ザルティアは、血管平滑筋や内尿道括約筋のPDE5を阻害し、求心性の神経活動を抑制します。これにより尿道や前立腺の筋肉の緊張をやわらげ、尿道内部の圧力を下げることで排尿症状と蓄尿症状を同時に改善する効果が期待できます。
国際前立腺症状スコア(IPSSスコア)での改善率は、前立腺肥大症の第一選択薬であるα1遮断薬とほぼ同等であり、高齢者にも安全に使用できるお薬ですが、併用禁忌例も多いため、服用する際には医師の指示をしっかりと守ることが重要です。
おすすめザルティア商品
アボルブとプロスタールの違い
アボルブとプロスタールは、いずれも前立腺肥大症の治療薬として用いられる医薬品です。抗アンドロゲン作用がみられるという点でも類似していますが、アボルブの方がリスクリワードがよいと考えられています。
プロスタールは1981年に発売されたクロルマジノン酢酸エステルを主成分としたお薬です。男性ホルモンに直接拮抗することで効果を発揮しますが、その際に男性ホルモンのはたらきを弱めてしまうことで、インポテンツなどの性機能障害をおこしやすいことが知られています。
アボルブはプロスタールの欠点を解消した医薬品でもあり、2001年(国内では2009年)に発売されました。直接的に男性ホルモンに拮抗するのではなく、5α還元酵素を作用点としているので副作用が少ないことが特徴です。
アボルブは、男性ホルモン(テストステロン)には影響を与えず、前立腺肥大症の発症と進行にかかわるジヒドロテストステロンを減少させるので、性機能障害をおこしにくいと考えられています。
アボルブとハルナールの違い
アボルブとハルナールは、いずれも前立腺肥大症の治療薬ですが作用機序が異なる医薬品です。アボルブは5α還元酵素阻害薬に分類され、有効成分デュタステリドがジヒドロテストステロンを抑制することで、前立腺そのものを小さくするはたらきが期待できます。
ハルナールは、古くから男性の排尿障害において第一選択とされており、即効性が高く、前立腺や尿道の筋肉をゆるめるはたらきがあります。有効成分タムスロシン塩酸塩はアドレナリンα1遮断薬に分類されており、前立腺や尿道の筋肉の緊張をやわらげ、尿道内部の圧力を下げることで、前立腺肥大症における排尿障害を改善します。

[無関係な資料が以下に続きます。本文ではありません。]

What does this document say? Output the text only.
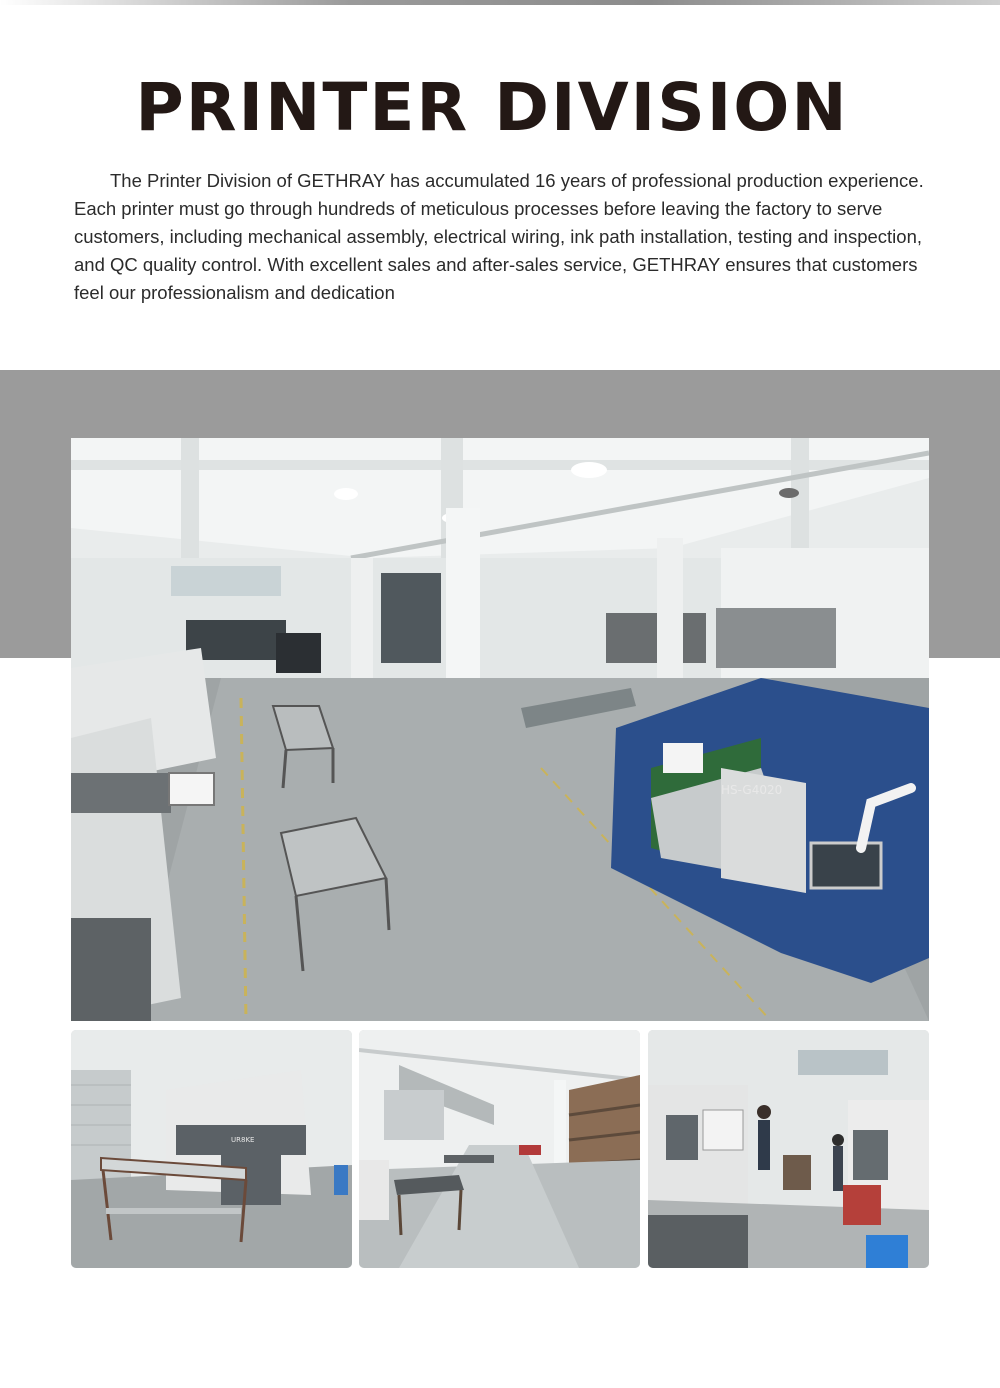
PRINTER DIVISION

The Printer Division of GETHRAY has accumulated 16 years of professional production experience. Each printer must go through hundreds of meticulous processes before leaving the factory to serve customers, including mechanical assembly, electrical wiring, ink path installation, testing and inspection, and QC quality control. With excellent sales and after-sales service, GETHRAY ensures that customers feel our professionalism and dedication

HS-G4020
UR8KE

男性の前立腺肥大症における排尿障害ではハルナールに代表されるα1阻害薬(特にα1Aに親和性があるもの)が第一選択とされていますが、前立腺自体が大きくなっている症例では、アボルブが第一選択として推奨されています。
おすすめハルナール商品
アボルブとユリーフの違い
アボルブとユリーフは、いずれも前立腺肥大症の治療薬として用いられる医薬品ですが作用する仕組みが異なるため、症状により使い分けることや、2剤を併用することもあります。
ユリーフは、男性の排尿障害において第一選択とされているα1遮断薬に分類され、有効成分のシロドシンは前立腺や尿道の平滑筋をゆるめることで排尿障害の改善が期待できます。
α1受容体には、α1A、α1B、α1Dの3つがありますが、肥大した前立腺においては、α1Aが最も多いことがわかっています。ユリーフは、α1阻害薬のなかでも最もα1Aに親和性が高いことが知られており、血圧低下などの副作用がおこりにくいとされています。